Note again that close seats don’t necessarily mean close elections, or vice versa. In 2022, when Labor scored a much narrower victory, no individual seat had a margin of less than 373 votes (Gilmore was the closest). This time there were three: in addition to Bradfield, Goldstein came down to 175 votes and Longman to 269.
The other interesting thing is the shortage of traditional Labor-Coalition contests among the very close seats. Out of seven seats decided by less than a single percentage point, only two (Longman and Bullwinkel) met that description: the others were all Teal wins (Bradfield and Kooyong) or losses (Goldstein, Bean and Fremantle).
At the other end of the table, very safe seats are also more numerous, as you’d expect with a landslide victory. Eighteen members were elected with more than two-thirds of the vote after preferences, compared to 11 in 2022: 13 of them Labor, four Nationals and one independent (Andrew Wilkie in Clark). The safest Liberal seat was Herbert, on 63.4%.
Results as close as Bradfield are relatively rare in Australia, but in this year’s Canadian election (as Adrian Beaumont has been tracking) there were four of them.

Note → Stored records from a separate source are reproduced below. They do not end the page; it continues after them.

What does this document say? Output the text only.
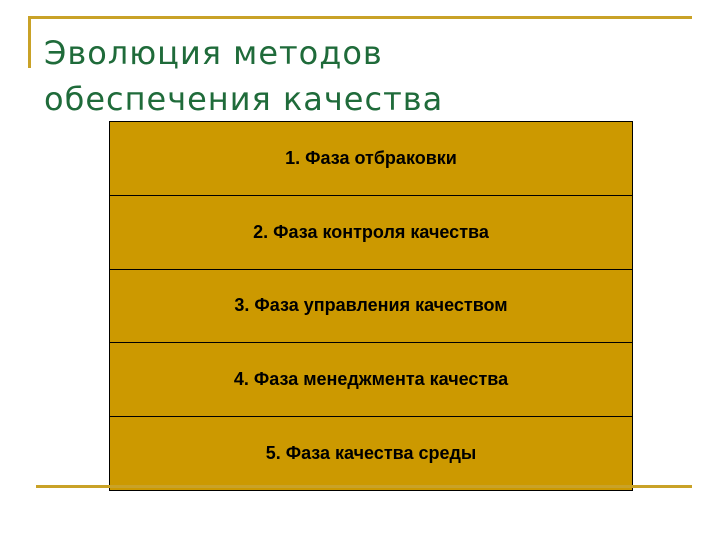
Эволюция методов
обеспечения качества
1. Фаза отбраковки
2. Фаза контроля качества
3. Фаза управления качеством
4. Фаза менеджмента качества
5. Фаза качества среды
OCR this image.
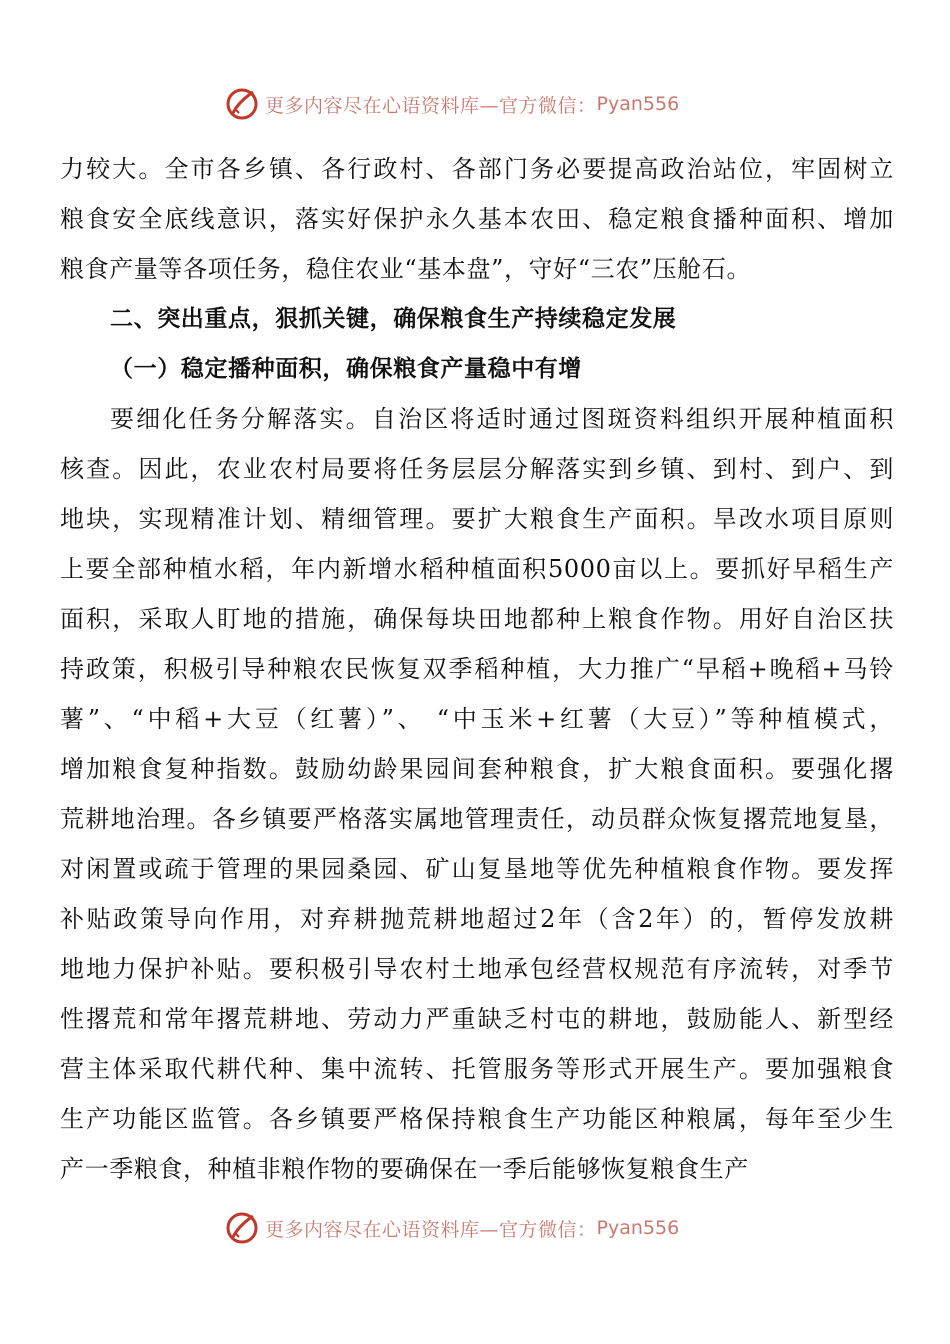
更多内容尽在心语资料库—官方微信： Pyan556
力较大。全市各乡镇、各行政村、各部门务必要提高政治站位，牢固树立
粮食安全底线意识，落实好保护永久基本农田、稳定粮食播种面积、增加
粮食产量等各项任务，稳住农业“基本盘”，守好“三农”压舱石。
二、突出重点，狠抓关键，确保粮食生产持续稳定发展
（一）稳定播种面积，确保粮食产量稳中有增
要细化任务分解落实。自治区将适时通过图斑资料组织开展种植面积
核查。因此，农业农村局要将任务层层分解落实到乡镇、到村、到户、到
地块，实现精准计划、精细管理。要扩大粮食生产面积。旱改水项目原则
上要全部种植水稻，年内新增水稻种植面积5000亩以上。要抓好早稻生产
面积，采取人盯地的措施，确保每块田地都种上粮食作物。用好自治区扶
持政策，积极引导种粮农民恢复双季稻种植，大力推广“早稻+晚稻+马铃
薯”、“中稻+大豆（红薯）”、 “中玉米+红薯（大豆）”等种植模式，
增加粮食复种指数。鼓励幼龄果园间套种粮食，扩大粮食面积。要强化撂
荒耕地治理。各乡镇要严格落实属地管理责任，动员群众恢复撂荒地复垦，
对闲置或疏于管理的果园桑园、矿山复垦地等优先种植粮食作物。要发挥
补贴政策导向作用，对弃耕抛荒耕地超过2年（含2年）的，暂停发放耕
地地力保护补贴。要积极引导农村土地承包经营权规范有序流转，对季节
性撂荒和常年撂荒耕地、劳动力严重缺乏村屯的耕地，鼓励能人、新型经
营主体采取代耕代种、集中流转、托管服务等形式开展生产。要加强粮食
生产功能区监管。各乡镇要严格保持粮食生产功能区种粮属，每年至少生
产一季粮食，种植非粮作物的要确保在一季后能够恢复粮食生产
更多内容尽在心语资料库—官方微信： Pyan556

Windsor—Tecumseh—Lakeshore was initially decided by 77 votes, Terrebonne by 44 votes, Milton East—Halton Hills South by 29 and Terra Nova—The Peninsulas by 12.
All were recounted; two of the results changed, with the Conservatives taking Terra Nova—The Peninsulas by 12 votes and the Liberals taking Terrebonne by just one vote. Milton East—Halton Hills South dropped to 21, and the Conservative margin in Windsor—Tecumseh—Lakeshore came down to only four votes. Granted that Canadian electorates are smaller and there are more of them, even so that’s a remarkable run.
Terrebonne will almost certainly be sent back to the polls, but in the meantime the total figures sit on 169 Liberals, 144 Conservatives, 22 Quebec Bloc, seven NDP and a single Green.